Many years ago I worked for an international food corporation doing product publicity. Our department shared a floor with the Consumer Response department and we would sometimes have meetings with them.
One day, a team member shared that she had received a call from a customer who stated he had purchased our company’s milk, and it smelled bad but he drank it anyway and then got sick.
I remember being so floored that someone would go ahead and drink milk that smelled bad and then to top it off, be surprised that it made him sick. I remember the story to this day because I think about it every time I find myself doing something repeatedly that creates a bad outcome.
Let’s face it, we all do this.
We’re no different than this guy every time we binge watch Netflix even though we feel totally lethargic afterwards or force ourselves to go to an event knowing full well we need to stay home and rest.
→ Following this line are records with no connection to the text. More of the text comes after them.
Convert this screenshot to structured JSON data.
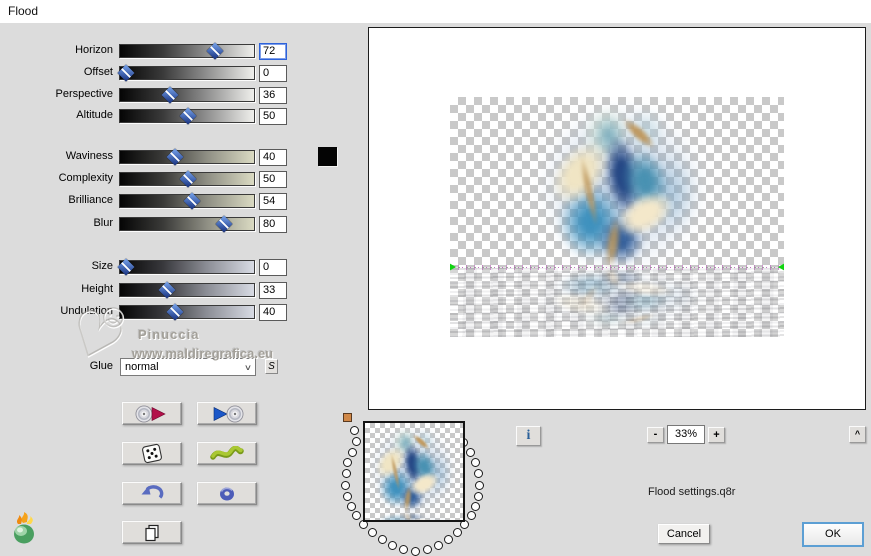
{
  "title": "Flood",
  "sliders": [
    {
      "label": "Horizon",
      "value": 72,
      "group": 0,
      "focused": true
    },
    {
      "label": "Offset",
      "value": 0,
      "group": 0
    },
    {
      "label": "Perspective",
      "value": 36,
      "group": 0
    },
    {
      "label": "Altitude",
      "value": 50,
      "group": 0
    },
    {
      "label": "Waviness",
      "value": 40,
      "group": 1
    },
    {
      "label": "Complexity",
      "value": 50,
      "group": 1
    },
    {
      "label": "Brilliance",
      "value": 54,
      "group": 1
    },
    {
      "label": "Blur",
      "value": 80,
      "group": 1
    },
    {
      "label": "Size",
      "value": 0,
      "group": 2
    },
    {
      "label": "Height",
      "value": 33,
      "group": 2
    },
    {
      "label": "Undulation",
      "value": 40,
      "group": 2
    }
  ],
  "glue": {
    "label": "Glue",
    "value": "normal",
    "s_button": "S"
  },
  "color_swatch": "#000000",
  "watermark": {
    "heart": "♡",
    "smiley": "☺",
    "name": "Pinuccia",
    "url": "www.maldiregrafica.eu"
  },
  "icon_buttons": [
    {
      "name": "load-settings-cd-play"
    },
    {
      "name": "save-settings-play-cd"
    },
    {
      "name": "randomize-dice"
    },
    {
      "name": "wave-preset-squiggle"
    },
    {
      "name": "undo-arrow"
    },
    {
      "name": "ring-donut"
    },
    {
      "name": "copy-page"
    }
  ],
  "info_button": "i",
  "zoom": {
    "minus": "-",
    "value": "33%",
    "plus": "+"
  },
  "scroll_up": "^",
  "settings_file": "Flood settings.q8r",
  "buttons": {
    "cancel": "Cancel",
    "ok": "OK"
  }
}
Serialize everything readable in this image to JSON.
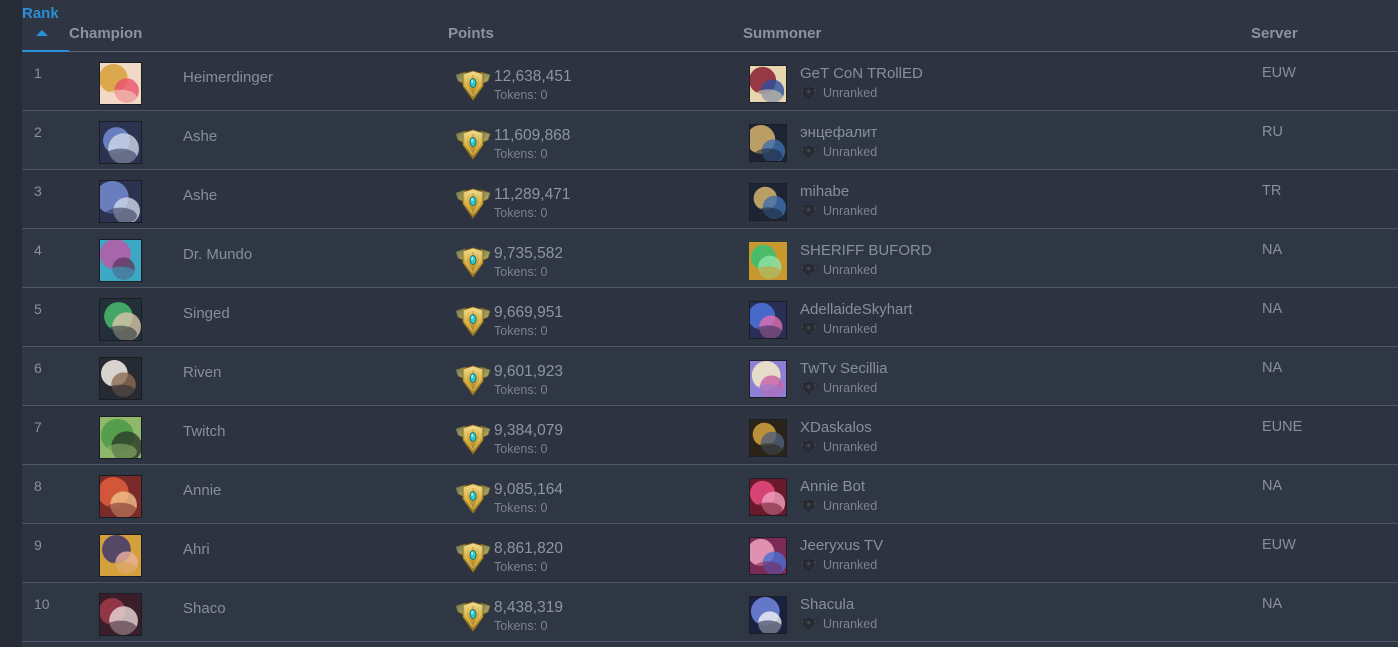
{
  "table": {
    "columns": [
      {
        "key": "rank",
        "label": "Rank",
        "sorted": true,
        "sort_direction": "asc"
      },
      {
        "key": "champion",
        "label": "Champion",
        "sorted": false
      },
      {
        "key": "points",
        "label": "Points",
        "sorted": false
      },
      {
        "key": "summoner",
        "label": "Summoner",
        "sorted": false
      },
      {
        "key": "server",
        "label": "Server",
        "sorted": false
      }
    ],
    "icons": {
      "sort_arrow": "caret-up-icon",
      "mastery_badge": "mastery-crest-icon",
      "unranked": "unranked-wing-icon"
    },
    "colors": {
      "accent": "#2a8fd4",
      "page_background": "#262b36",
      "table_background": "#2f3542",
      "row_border": "#4e5663",
      "text": "#878f9d",
      "header_text": "#8b93a1",
      "mastery_gold": "#d4af37",
      "mastery_gem": "#36c6c6"
    },
    "rows": [
      {
        "rank": "1",
        "champion": "Heimerdinger",
        "champion_colors": [
          "#d9a441",
          "#e8516b",
          "#f2d9c6"
        ],
        "points": "12,638,451",
        "tokens": "Tokens: 0",
        "summoner": "GeT CoN TRollED",
        "summoner_rank": "Unranked",
        "summoner_colors": [
          "#8e2b3c",
          "#2b4f9e",
          "#e8d6b0"
        ],
        "summoner_border": "plain",
        "server": "EUW"
      },
      {
        "rank": "2",
        "champion": "Ashe",
        "champion_colors": [
          "#6f84c8",
          "#cfd8ea",
          "#2b3350"
        ],
        "points": "11,609,868",
        "tokens": "Tokens: 0",
        "summoner": "энцефалит",
        "summoner_rank": "Unranked",
        "summoner_colors": [
          "#c9a86a",
          "#3f6fae",
          "#1d2433"
        ],
        "summoner_border": "plain",
        "server": "RU"
      },
      {
        "rank": "3",
        "champion": "Ashe",
        "champion_colors": [
          "#6f84c8",
          "#cfd8ea",
          "#2b3350"
        ],
        "points": "11,289,471",
        "tokens": "Tokens: 0",
        "summoner": "mihabe",
        "summoner_rank": "Unranked",
        "summoner_colors": [
          "#c9a86a",
          "#3f6fae",
          "#1d2433"
        ],
        "summoner_border": "plain",
        "server": "TR"
      },
      {
        "rank": "4",
        "champion": "Dr. Mundo",
        "champion_colors": [
          "#b15fa8",
          "#5f3b63",
          "#3ba9c4"
        ],
        "points": "9,735,582",
        "tokens": "Tokens: 0",
        "summoner": "SHERIFF BUFORD",
        "summoner_rank": "Unranked",
        "summoner_colors": [
          "#3fbf6f",
          "#8fe3a8",
          "#c8982f"
        ],
        "summoner_border": "gold",
        "server": "NA"
      },
      {
        "rank": "5",
        "champion": "Singed",
        "champion_colors": [
          "#46b06a",
          "#d8c4a8",
          "#23303a"
        ],
        "points": "9,669,951",
        "tokens": "Tokens: 0",
        "summoner": "AdellaideSkyhart",
        "summoner_rank": "Unranked",
        "summoner_colors": [
          "#4a6fd4",
          "#e06fb0",
          "#2a2f55"
        ],
        "summoner_border": "plain",
        "server": "NA"
      },
      {
        "rank": "6",
        "champion": "Riven",
        "champion_colors": [
          "#e7e2dc",
          "#8c6b52",
          "#262a33"
        ],
        "points": "9,601,923",
        "tokens": "Tokens: 0",
        "summoner": "TwTv Secillia",
        "summoner_rank": "Unranked",
        "summoner_colors": [
          "#efe3c8",
          "#c85fa8",
          "#8f7fd4"
        ],
        "summoner_border": "plain",
        "server": "NA"
      },
      {
        "rank": "7",
        "champion": "Twitch",
        "champion_colors": [
          "#4f9b4a",
          "#2a3b2a",
          "#8fb86a"
        ],
        "points": "9,384,079",
        "tokens": "Tokens: 0",
        "summoner": "XDaskalos",
        "summoner_rank": "Unranked",
        "summoner_colors": [
          "#c89a3c",
          "#4f5f7a",
          "#2a2418"
        ],
        "summoner_border": "plain",
        "server": "EUNE"
      },
      {
        "rank": "8",
        "champion": "Annie",
        "champion_colors": [
          "#d85a3c",
          "#f2c28a",
          "#7a2a28"
        ],
        "points": "9,085,164",
        "tokens": "Tokens: 0",
        "summoner": "Annie Bot",
        "summoner_rank": "Unranked",
        "summoner_colors": [
          "#e0487a",
          "#f2a0c0",
          "#6a1a2a"
        ],
        "summoner_border": "plain",
        "server": "NA"
      },
      {
        "rank": "9",
        "champion": "Ahri",
        "champion_colors": [
          "#4a3f6a",
          "#e8b0a0",
          "#d4a03c"
        ],
        "points": "8,861,820",
        "tokens": "Tokens: 0",
        "summoner": "Jeeryxus TV",
        "summoner_rank": "Unranked",
        "summoner_colors": [
          "#e89ab8",
          "#4a6fd4",
          "#7a2a55"
        ],
        "summoner_border": "plain",
        "server": "EUW"
      },
      {
        "rank": "10",
        "champion": "Shaco",
        "champion_colors": [
          "#9b3a4a",
          "#e8d8d8",
          "#3a1f2a"
        ],
        "points": "8,438,319",
        "tokens": "Tokens: 0",
        "summoner": "Shacula",
        "summoner_rank": "Unranked",
        "summoner_colors": [
          "#6a7fd4",
          "#f2f2f2",
          "#1a2040"
        ],
        "summoner_border": "plain",
        "server": "NA"
      }
    ]
  }
}
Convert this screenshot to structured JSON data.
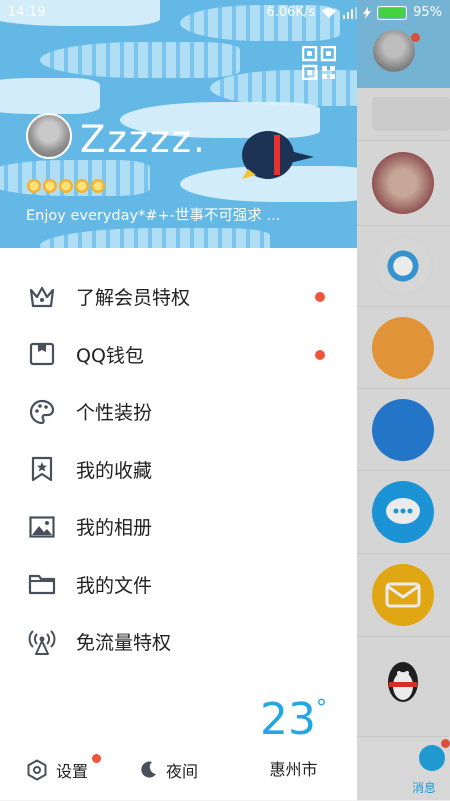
{
  "status_bar": {
    "time": "14:19",
    "speed": "6.06K/s",
    "battery": "95%"
  },
  "profile": {
    "nickname": "Zzzzz.",
    "signature": "Enjoy everyday*#+-世事不可强求 ...",
    "level_icons": [
      "sun-icon",
      "sun-icon",
      "sun-icon",
      "star-icon",
      "star-icon"
    ]
  },
  "menu": [
    {
      "label": "了解会员特权",
      "icon": "crown-icon",
      "dot": true
    },
    {
      "label": "QQ钱包",
      "icon": "wallet-icon",
      "dot": true
    },
    {
      "label": "个性装扮",
      "icon": "palette-icon",
      "dot": false
    },
    {
      "label": "我的收藏",
      "icon": "bookmark-icon",
      "dot": false
    },
    {
      "label": "我的相册",
      "icon": "image-icon",
      "dot": false
    },
    {
      "label": "我的文件",
      "icon": "folder-icon",
      "dot": false
    },
    {
      "label": "免流量特权",
      "icon": "signal-icon",
      "dot": false
    }
  ],
  "weather": {
    "temperature": "23",
    "unit": "°",
    "city": "惠州市"
  },
  "bottom": {
    "settings_label": "设置",
    "night_label": "夜间"
  },
  "background_app": {
    "tab_label": "消息"
  },
  "colors": {
    "accent": "#23a7e3",
    "badge_red": "#f2553e",
    "header_blue": "#63b8e6"
  }
}
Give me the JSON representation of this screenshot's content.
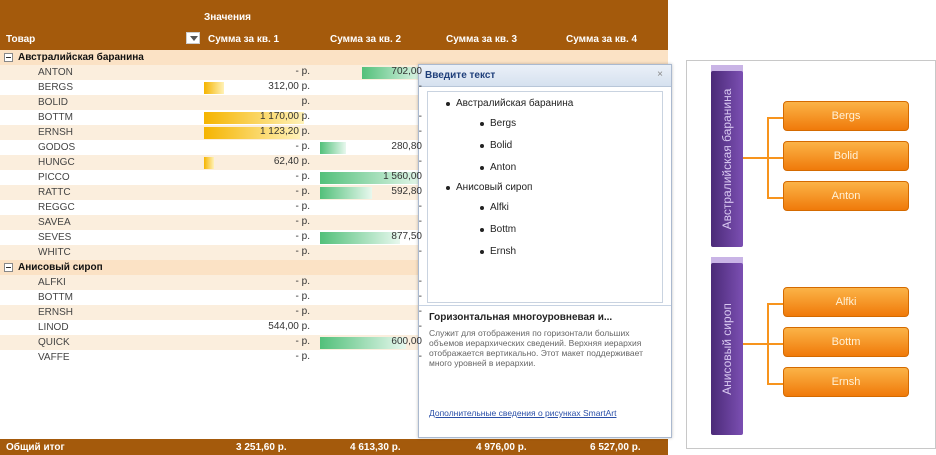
{
  "pivot": {
    "values_label": "Значения",
    "row_header": "Товар",
    "columns": [
      "Сумма за кв. 1",
      "Сумма за кв. 2",
      "Сумма за кв. 3",
      "Сумма за кв. 4"
    ],
    "groups": [
      {
        "name": "Австралийская баранина",
        "rows": [
          {
            "name": "ANTON",
            "q1": "- р.",
            "q2": "702,00"
          },
          {
            "name": "BERGS",
            "q1": "312,00 р.",
            "q2": "-"
          },
          {
            "name": "BOLID",
            "q1": "р.",
            "q2": ""
          },
          {
            "name": "BOTTM",
            "q1": "1 170,00 р.",
            "q2": "-"
          },
          {
            "name": "ERNSH",
            "q1": "1 123,20 р.",
            "q2": "-"
          },
          {
            "name": "GODOS",
            "q1": "- р.",
            "q2": "280,80"
          },
          {
            "name": "HUNGC",
            "q1": "62,40 р.",
            "q2": "-"
          },
          {
            "name": "PICCO",
            "q1": "- р.",
            "q2": "1 560,00"
          },
          {
            "name": "RATTC",
            "q1": "- р.",
            "q2": "592,80"
          },
          {
            "name": "REGGC",
            "q1": "- р.",
            "q2": "-"
          },
          {
            "name": "SAVEA",
            "q1": "- р.",
            "q2": "-"
          },
          {
            "name": "SEVES",
            "q1": "- р.",
            "q2": "877,50"
          },
          {
            "name": "WHITC",
            "q1": "- р.",
            "q2": "-"
          }
        ]
      },
      {
        "name": "Анисовый сироп",
        "rows": [
          {
            "name": "ALFKI",
            "q1": "- р.",
            "q2": "-"
          },
          {
            "name": "BOTTM",
            "q1": "- р.",
            "q2": "-"
          },
          {
            "name": "ERNSH",
            "q1": "- р.",
            "q2": "-"
          },
          {
            "name": "LINOD",
            "q1": "544,00 р.",
            "q2": "-"
          },
          {
            "name": "QUICK",
            "q1": "- р.",
            "q2": "600,00"
          },
          {
            "name": "VAFFE",
            "q1": "- р.",
            "q2": "-"
          }
        ]
      }
    ],
    "total_label": "Общий итог",
    "totals": [
      "3 251,60 р.",
      "4 613,30 р.",
      "4 976,00 р.",
      "6 527,00 р."
    ]
  },
  "text_pane": {
    "title": "Введите текст",
    "close": "×",
    "items": [
      {
        "level": 1,
        "text": "Австралийская баранина"
      },
      {
        "level": 2,
        "text": "Bergs"
      },
      {
        "level": 2,
        "text": "Bolid"
      },
      {
        "level": 2,
        "text": "Anton"
      },
      {
        "level": 1,
        "text": "Анисовый сироп"
      },
      {
        "level": 2,
        "text": "Alfki"
      },
      {
        "level": 2,
        "text": "Bottm"
      },
      {
        "level": 2,
        "text": "Ernsh"
      }
    ],
    "desc_title": "Горизонтальная многоуровневая и...",
    "desc_text": "Служит для отображения по горизонтали больших объемов иерархических сведений. Верхняя иерархия отображается вертикально. Этот макет поддерживает много уровней в иерархии.",
    "desc_link": "Дополнительные сведения о рисунках SmartArt"
  },
  "smartart": {
    "group1": "Австралийская баранина",
    "group1_items": [
      "Bergs",
      "Bolid",
      "Anton"
    ],
    "group2": "Анисовый сироп",
    "group2_items": [
      "Alfki",
      "Bottm",
      "Ernsh"
    ]
  },
  "colors": {
    "pivot_header": "#a45a0c",
    "databar_yellow": "#f5b400",
    "databar_green": "#52c07a",
    "smartart_purple": "#5c3a8f",
    "smartart_orange": "#f7941d"
  }
}
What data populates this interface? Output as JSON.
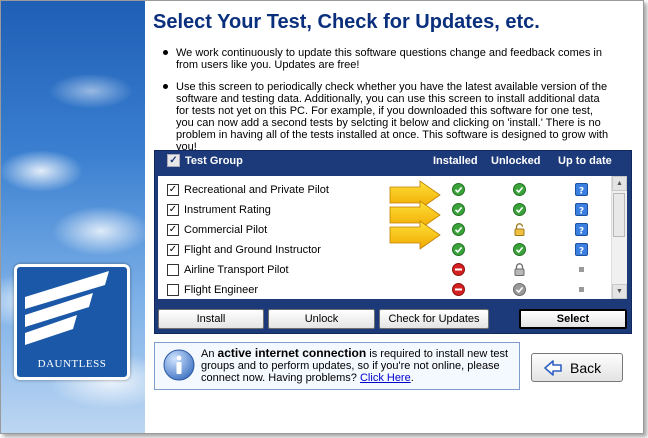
{
  "title": "Select Your Test, Check for Updates, etc.",
  "intro": [
    "We work continuously to update this software questions change and feedback comes in from users like you.  Updates are free!",
    "Use this screen to periodically check whether you have the latest available version of the software and testing data.  Additionally, you can use this screen to install additional data for tests not yet on this PC.  For example, if you downloaded this software for one test, you can now add a second tests by selcting it below and clicking on 'install.'  There is no problem in having all of the tests installed at once.  This software is designed to grow with you!"
  ],
  "table": {
    "headers": {
      "group": "Test Group",
      "installed": "Installed",
      "unlocked": "Unlocked",
      "up_to_date": "Up to date"
    },
    "header_checked": true,
    "rows": [
      {
        "name": "Recreational and Private Pilot",
        "checked": true,
        "installed": "check",
        "unlocked": "check",
        "up_to_date": "info"
      },
      {
        "name": "Instrument Rating",
        "checked": true,
        "installed": "check",
        "unlocked": "check",
        "up_to_date": "info"
      },
      {
        "name": "Commercial Pilot",
        "checked": true,
        "installed": "check",
        "unlocked": "lock-open",
        "up_to_date": "info"
      },
      {
        "name": "Flight and Ground Instructor",
        "checked": true,
        "installed": "check",
        "unlocked": "check",
        "up_to_date": "info"
      },
      {
        "name": "Airline Transport Pilot",
        "checked": false,
        "installed": "blocked",
        "unlocked": "lock-closed",
        "up_to_date": "square"
      },
      {
        "name": "Flight Engineer",
        "checked": false,
        "installed": "blocked",
        "unlocked": "check-gray",
        "up_to_date": "square"
      }
    ]
  },
  "buttons": {
    "install": "Install",
    "unlock": "Unlock",
    "check_updates": "Check for Updates",
    "select": "Select",
    "back": "Back"
  },
  "info": {
    "prefix": "An ",
    "bold": "active internet connection",
    "rest": " is required to install new test groups and to perform updates, so if you're not online, please connect now.  Having problems? ",
    "link": "Click Here",
    "suffix": "."
  },
  "logo": {
    "text": "DAUNTLESS"
  },
  "colors": {
    "title": "#0a2f7d",
    "panel": "#1c3a7a",
    "check_green": "#3aa33a",
    "blocked_red": "#d42020",
    "info_blue": "#3b7fe0",
    "arrow_yellow": "#f5c400"
  }
}
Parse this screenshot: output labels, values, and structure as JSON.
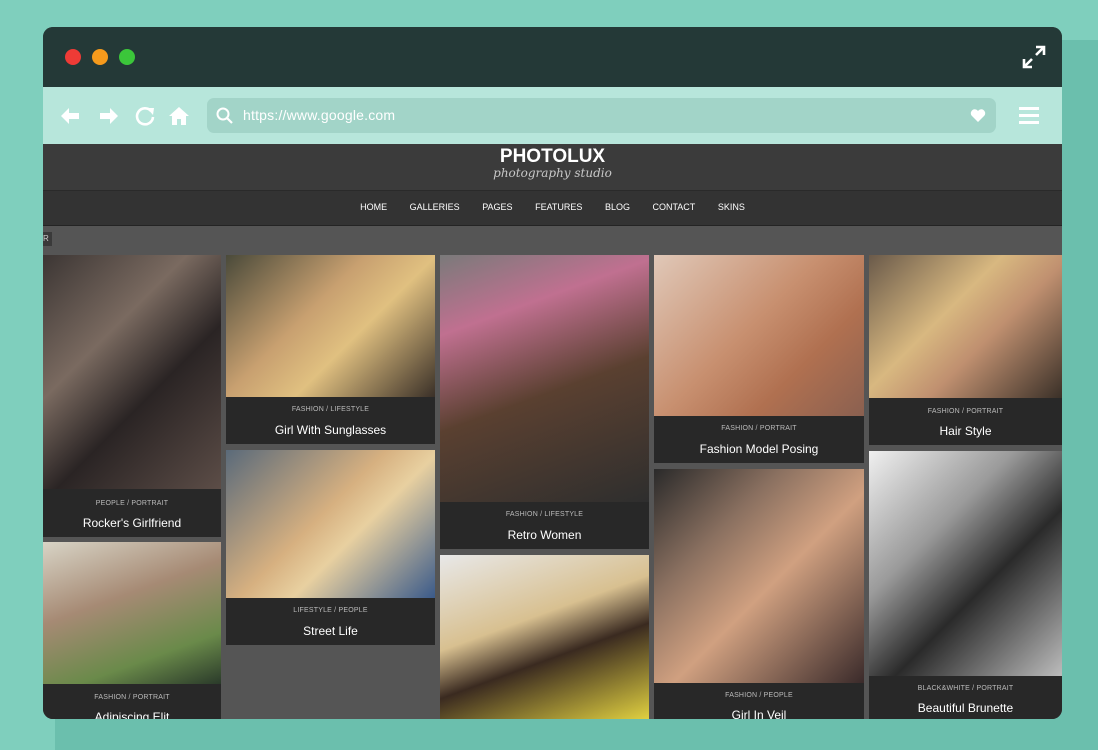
{
  "browser": {
    "url": "https://www.google.com",
    "colors": {
      "titlebar": "#243937",
      "navbar": "#b7e6db",
      "urlbar": "#a2d4c8",
      "background": "#7fcfbd"
    },
    "icons": [
      "back-arrow-icon",
      "forward-arrow-icon",
      "reload-icon",
      "home-icon",
      "search-icon",
      "heart-icon",
      "hamburger-menu-icon",
      "expand-icon"
    ]
  },
  "site": {
    "logo": "PHOTOLUX",
    "tagline": "photography studio",
    "menu": [
      "HOME",
      "GALLERIES",
      "PAGES",
      "FEATURES",
      "BLOG",
      "CONTACT",
      "SKINS"
    ],
    "filter_label": "R"
  },
  "gallery": [
    {
      "category": "PEOPLE / PORTRAIT",
      "title": "Rocker's Girlfriend"
    },
    {
      "category": "FASHION / PORTRAIT",
      "title": "Adipiscing Elit"
    },
    {
      "category": "FASHION / LIFESTYLE",
      "title": "Girl With Sunglasses"
    },
    {
      "category": "LIFESTYLE / PEOPLE",
      "title": "Street Life"
    },
    {
      "category": "FASHION / LIFESTYLE",
      "title": "Retro Women"
    },
    {
      "category": "",
      "title": ""
    },
    {
      "category": "FASHION / PORTRAIT",
      "title": "Fashion Model Posing"
    },
    {
      "category": "FASHION / PEOPLE",
      "title": "Girl In Veil"
    },
    {
      "category": "FASHION / PORTRAIT",
      "title": "Hair Style"
    },
    {
      "category": "BLACK&WHITE / PORTRAIT",
      "title": "Beautiful Brunette"
    }
  ]
}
There is a cultural conditioning to rationalize repeatedly doing things that make us feel unwell (especially for women), so one of the things I do to counteract it is to have a Stop Doing List.
It’s the opposite of the usual To Do List. For your SD List you write down the things you’ve decided to just eliminate completely. For example, I love the look of Louboutin-esque pointy toed shoes, but whenever I wear them they cause me pain. I had to bite the bullet and accept that a rounder toe is my only option and make my peace with that.
Also, I love a good scalp massage but something about it makes my hair fall out like crazy. So now whenever I am offered a scalp massage I just ask if they can do shoulders or face or feet instead because even though it’s lovely, it just doesn’t work for me. These are beauty examples but naturally your list can incorporate anything that isn’t working in your life.
Having done this for a while now I can report that you really only need to write something down while you’re undertaking the effort of changing the habit. Later on you just naturally avoid certain things. But until then having the reminder in print really helps.
Keeping your own Stop Doing List is a systematic way to greatly reduce the number of negative outcomes you experience, and make space for positive experiences instead.